Widelski finds the lifestyle rewarding.
He says in the late '90,s when he started traveling, it was hard to keep in touch with everyone through "snail mail." Now, he credits technology with the ease of staying connected.
"I can have four different conversations in four different languages on my Facebook page at a given time," he says.
He also utilizes Skype when he is on a mission to call home for free.
Widelski says that in Bolivia, he would travel three hours one-way to get a dial-up Internet connection. Now, with wireless Internet, he says it is much easier to stay connected.
Even without the instant connection to friends and family back home, Widelski found rewards in his job.
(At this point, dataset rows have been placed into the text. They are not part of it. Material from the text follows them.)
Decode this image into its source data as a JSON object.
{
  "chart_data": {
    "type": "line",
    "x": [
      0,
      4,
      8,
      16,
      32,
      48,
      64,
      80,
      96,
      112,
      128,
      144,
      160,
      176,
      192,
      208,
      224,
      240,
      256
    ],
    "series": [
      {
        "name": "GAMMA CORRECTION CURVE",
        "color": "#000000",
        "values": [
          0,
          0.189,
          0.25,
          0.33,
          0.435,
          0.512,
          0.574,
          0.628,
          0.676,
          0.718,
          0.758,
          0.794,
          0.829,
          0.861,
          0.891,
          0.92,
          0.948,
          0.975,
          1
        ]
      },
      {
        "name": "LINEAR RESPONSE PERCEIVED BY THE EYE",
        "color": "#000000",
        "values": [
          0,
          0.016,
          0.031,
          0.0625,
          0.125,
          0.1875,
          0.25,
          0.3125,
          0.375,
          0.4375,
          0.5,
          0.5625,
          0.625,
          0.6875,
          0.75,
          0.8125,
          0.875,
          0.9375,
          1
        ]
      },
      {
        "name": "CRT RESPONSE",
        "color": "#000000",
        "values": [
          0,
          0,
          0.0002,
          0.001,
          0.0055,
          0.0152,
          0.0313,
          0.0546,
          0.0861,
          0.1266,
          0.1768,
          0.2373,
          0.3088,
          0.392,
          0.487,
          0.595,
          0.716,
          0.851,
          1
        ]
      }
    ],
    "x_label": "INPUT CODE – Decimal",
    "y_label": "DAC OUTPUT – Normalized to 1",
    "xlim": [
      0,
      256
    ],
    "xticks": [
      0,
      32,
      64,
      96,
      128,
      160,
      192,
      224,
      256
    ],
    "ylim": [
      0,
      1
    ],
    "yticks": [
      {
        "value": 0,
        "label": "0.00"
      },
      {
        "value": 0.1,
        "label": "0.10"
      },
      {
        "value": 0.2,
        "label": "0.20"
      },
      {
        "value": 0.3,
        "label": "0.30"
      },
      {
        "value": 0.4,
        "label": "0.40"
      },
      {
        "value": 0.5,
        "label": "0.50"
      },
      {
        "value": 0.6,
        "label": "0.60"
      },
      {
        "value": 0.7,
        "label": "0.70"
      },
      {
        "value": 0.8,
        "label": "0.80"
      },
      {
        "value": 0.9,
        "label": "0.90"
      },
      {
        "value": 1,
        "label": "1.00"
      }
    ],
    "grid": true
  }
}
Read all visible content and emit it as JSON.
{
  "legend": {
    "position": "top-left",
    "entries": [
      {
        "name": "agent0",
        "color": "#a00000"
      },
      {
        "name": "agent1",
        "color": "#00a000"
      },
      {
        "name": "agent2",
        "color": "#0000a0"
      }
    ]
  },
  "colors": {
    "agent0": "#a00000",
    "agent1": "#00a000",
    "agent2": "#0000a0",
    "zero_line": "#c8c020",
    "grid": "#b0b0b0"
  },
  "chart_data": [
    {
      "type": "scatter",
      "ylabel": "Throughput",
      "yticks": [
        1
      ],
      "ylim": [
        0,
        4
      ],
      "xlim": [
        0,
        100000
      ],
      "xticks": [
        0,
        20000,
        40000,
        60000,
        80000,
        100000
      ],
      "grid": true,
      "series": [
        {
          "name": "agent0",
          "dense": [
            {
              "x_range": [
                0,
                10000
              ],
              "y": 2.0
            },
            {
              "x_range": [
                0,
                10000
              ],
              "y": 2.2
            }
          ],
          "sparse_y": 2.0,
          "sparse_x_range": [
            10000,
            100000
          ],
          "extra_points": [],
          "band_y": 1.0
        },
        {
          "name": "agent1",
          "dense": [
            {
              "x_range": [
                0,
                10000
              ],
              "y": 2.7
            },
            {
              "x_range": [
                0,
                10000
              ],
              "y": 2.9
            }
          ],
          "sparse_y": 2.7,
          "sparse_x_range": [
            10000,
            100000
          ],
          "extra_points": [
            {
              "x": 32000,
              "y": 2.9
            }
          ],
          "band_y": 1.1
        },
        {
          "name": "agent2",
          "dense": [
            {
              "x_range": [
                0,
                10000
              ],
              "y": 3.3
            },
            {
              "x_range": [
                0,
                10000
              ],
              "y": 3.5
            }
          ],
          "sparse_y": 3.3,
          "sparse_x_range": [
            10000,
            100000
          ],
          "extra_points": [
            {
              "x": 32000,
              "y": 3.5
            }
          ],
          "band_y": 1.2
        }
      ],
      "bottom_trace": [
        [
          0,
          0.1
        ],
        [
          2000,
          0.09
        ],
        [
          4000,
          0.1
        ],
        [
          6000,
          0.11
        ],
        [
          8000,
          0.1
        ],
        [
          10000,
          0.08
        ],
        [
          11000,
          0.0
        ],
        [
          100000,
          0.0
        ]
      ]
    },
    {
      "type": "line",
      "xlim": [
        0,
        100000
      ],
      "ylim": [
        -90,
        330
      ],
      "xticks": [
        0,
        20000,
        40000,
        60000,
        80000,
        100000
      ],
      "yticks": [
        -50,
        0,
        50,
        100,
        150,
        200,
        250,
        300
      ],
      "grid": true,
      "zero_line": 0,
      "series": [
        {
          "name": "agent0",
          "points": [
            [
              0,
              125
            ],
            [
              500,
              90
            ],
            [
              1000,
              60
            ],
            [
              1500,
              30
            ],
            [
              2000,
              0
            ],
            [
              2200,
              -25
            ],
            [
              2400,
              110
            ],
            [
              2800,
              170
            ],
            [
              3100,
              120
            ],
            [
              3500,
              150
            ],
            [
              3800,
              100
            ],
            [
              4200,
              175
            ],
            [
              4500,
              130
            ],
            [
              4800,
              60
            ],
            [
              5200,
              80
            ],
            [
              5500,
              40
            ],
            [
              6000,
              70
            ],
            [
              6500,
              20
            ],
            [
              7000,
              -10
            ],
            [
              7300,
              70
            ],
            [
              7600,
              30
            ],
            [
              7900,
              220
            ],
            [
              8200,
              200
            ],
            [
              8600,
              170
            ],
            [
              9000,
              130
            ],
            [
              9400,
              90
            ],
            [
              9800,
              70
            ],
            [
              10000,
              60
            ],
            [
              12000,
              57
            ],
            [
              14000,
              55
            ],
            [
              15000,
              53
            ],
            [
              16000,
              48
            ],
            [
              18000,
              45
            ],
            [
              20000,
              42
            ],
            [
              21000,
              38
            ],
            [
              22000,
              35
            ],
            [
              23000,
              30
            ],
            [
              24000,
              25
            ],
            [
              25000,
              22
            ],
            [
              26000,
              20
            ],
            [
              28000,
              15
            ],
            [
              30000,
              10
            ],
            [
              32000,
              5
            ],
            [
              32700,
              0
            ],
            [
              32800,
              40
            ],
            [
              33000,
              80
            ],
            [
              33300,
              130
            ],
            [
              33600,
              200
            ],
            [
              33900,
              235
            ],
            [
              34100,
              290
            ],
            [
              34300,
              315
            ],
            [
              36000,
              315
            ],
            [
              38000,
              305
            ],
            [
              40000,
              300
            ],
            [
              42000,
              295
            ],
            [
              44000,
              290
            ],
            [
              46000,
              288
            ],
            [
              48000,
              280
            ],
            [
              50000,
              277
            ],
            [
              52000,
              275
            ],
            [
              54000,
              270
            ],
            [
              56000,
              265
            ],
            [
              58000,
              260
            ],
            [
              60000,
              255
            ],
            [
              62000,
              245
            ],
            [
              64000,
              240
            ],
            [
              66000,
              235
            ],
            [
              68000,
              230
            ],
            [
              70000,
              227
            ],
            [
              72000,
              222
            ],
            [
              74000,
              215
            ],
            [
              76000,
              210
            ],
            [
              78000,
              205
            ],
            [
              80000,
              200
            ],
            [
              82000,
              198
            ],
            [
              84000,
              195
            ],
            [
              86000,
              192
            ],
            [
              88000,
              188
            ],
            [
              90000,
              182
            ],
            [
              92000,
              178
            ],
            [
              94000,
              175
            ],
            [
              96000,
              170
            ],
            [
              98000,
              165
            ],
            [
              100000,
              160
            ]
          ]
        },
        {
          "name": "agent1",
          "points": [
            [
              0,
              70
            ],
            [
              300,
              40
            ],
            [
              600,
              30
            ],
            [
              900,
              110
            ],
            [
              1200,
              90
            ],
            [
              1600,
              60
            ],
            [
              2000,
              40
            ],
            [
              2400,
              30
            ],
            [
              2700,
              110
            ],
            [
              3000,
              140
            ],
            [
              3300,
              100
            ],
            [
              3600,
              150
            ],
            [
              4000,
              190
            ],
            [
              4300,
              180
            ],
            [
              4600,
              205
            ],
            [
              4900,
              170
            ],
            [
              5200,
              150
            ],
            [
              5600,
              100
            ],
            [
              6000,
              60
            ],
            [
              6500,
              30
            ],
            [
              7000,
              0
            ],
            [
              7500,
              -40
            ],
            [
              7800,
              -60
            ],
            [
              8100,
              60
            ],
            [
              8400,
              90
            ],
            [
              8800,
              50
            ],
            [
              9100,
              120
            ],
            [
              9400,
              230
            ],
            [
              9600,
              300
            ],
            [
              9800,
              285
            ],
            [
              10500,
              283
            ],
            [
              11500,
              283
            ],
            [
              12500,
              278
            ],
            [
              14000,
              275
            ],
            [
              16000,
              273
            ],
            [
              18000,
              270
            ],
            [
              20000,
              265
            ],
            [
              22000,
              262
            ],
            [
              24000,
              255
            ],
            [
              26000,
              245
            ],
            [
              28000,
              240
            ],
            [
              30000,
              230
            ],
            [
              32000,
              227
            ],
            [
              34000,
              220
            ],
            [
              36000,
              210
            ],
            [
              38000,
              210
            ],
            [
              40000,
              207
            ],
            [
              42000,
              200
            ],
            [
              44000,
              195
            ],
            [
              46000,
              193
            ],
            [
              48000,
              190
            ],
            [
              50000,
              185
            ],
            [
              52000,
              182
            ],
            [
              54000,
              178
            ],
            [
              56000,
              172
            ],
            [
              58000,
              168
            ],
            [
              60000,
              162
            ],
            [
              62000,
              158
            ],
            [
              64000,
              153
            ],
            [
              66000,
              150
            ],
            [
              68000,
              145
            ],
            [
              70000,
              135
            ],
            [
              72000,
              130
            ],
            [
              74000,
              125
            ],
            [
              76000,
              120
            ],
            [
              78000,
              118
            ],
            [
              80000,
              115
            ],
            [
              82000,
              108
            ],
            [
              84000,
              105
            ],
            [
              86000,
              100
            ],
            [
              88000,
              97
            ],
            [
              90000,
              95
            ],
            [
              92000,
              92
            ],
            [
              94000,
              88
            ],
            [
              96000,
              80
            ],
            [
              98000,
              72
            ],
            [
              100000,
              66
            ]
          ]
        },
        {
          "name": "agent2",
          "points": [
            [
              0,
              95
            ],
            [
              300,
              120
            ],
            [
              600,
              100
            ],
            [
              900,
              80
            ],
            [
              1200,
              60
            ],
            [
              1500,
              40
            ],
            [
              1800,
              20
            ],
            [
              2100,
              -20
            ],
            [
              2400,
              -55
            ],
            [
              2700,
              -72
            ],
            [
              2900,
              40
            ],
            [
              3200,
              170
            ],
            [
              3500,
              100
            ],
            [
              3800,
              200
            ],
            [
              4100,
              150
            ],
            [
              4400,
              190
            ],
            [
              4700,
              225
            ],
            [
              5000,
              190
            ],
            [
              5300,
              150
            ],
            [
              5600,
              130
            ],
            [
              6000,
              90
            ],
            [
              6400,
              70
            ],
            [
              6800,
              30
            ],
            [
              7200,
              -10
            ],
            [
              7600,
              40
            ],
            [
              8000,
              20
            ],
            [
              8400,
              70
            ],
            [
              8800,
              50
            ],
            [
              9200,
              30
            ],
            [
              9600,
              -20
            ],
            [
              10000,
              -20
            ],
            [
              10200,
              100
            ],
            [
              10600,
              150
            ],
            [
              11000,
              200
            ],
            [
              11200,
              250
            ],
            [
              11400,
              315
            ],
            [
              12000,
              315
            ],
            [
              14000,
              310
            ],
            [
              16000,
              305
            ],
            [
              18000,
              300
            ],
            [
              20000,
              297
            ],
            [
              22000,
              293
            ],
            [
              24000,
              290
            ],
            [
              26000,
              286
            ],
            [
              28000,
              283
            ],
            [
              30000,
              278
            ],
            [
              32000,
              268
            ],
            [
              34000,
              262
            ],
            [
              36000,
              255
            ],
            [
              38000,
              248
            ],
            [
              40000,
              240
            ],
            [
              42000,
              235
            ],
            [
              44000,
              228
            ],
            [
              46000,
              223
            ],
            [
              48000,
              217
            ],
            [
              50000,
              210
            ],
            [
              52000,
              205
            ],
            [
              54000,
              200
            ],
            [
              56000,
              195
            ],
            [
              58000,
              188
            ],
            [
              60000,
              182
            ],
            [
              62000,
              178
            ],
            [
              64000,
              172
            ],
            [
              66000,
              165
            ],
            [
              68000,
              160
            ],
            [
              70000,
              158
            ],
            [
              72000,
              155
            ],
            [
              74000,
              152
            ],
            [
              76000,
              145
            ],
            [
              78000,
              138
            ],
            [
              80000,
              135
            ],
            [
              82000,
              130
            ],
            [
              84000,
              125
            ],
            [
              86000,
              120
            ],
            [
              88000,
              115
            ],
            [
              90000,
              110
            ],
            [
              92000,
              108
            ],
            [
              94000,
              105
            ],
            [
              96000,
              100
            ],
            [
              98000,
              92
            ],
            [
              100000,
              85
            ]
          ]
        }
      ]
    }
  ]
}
"I feel like I receive so much more from the people I help than I personally help them," he says".
He says the places he travels to are very poor; there is a gross lack of food, water and medical services available.
"But they still have faith," he says.
"These people are open and even generous with what they have."
For 15 years, Widelski says, "God has allowed me to pursue this ... I will be able to keep doing it as long as I want.
"I have never felt uncomfortable - I have never felt afraid," he says of his missions.
"I feel this is my vocation. I know it is my calling."
Widelski will travelnext to Yanji, China, where he will teach English at the Yanji International Cooperative Technical High School.
Complete caption: Steve Widelski (back row center), a lay missionary, is surrounded by a group of children from Gros Morne, Haiti, in July 2011 during a summer camp he managed while stationed with the Salesian Lay Missioners group. Widelski has been traveling the world for 15 years performing missionary work in poverty-stricken countries such as Brazil, Bolivia, West Africa and the Dominican Republic. He will soon travel to Yanji, China, where he will teach English at a technical high school.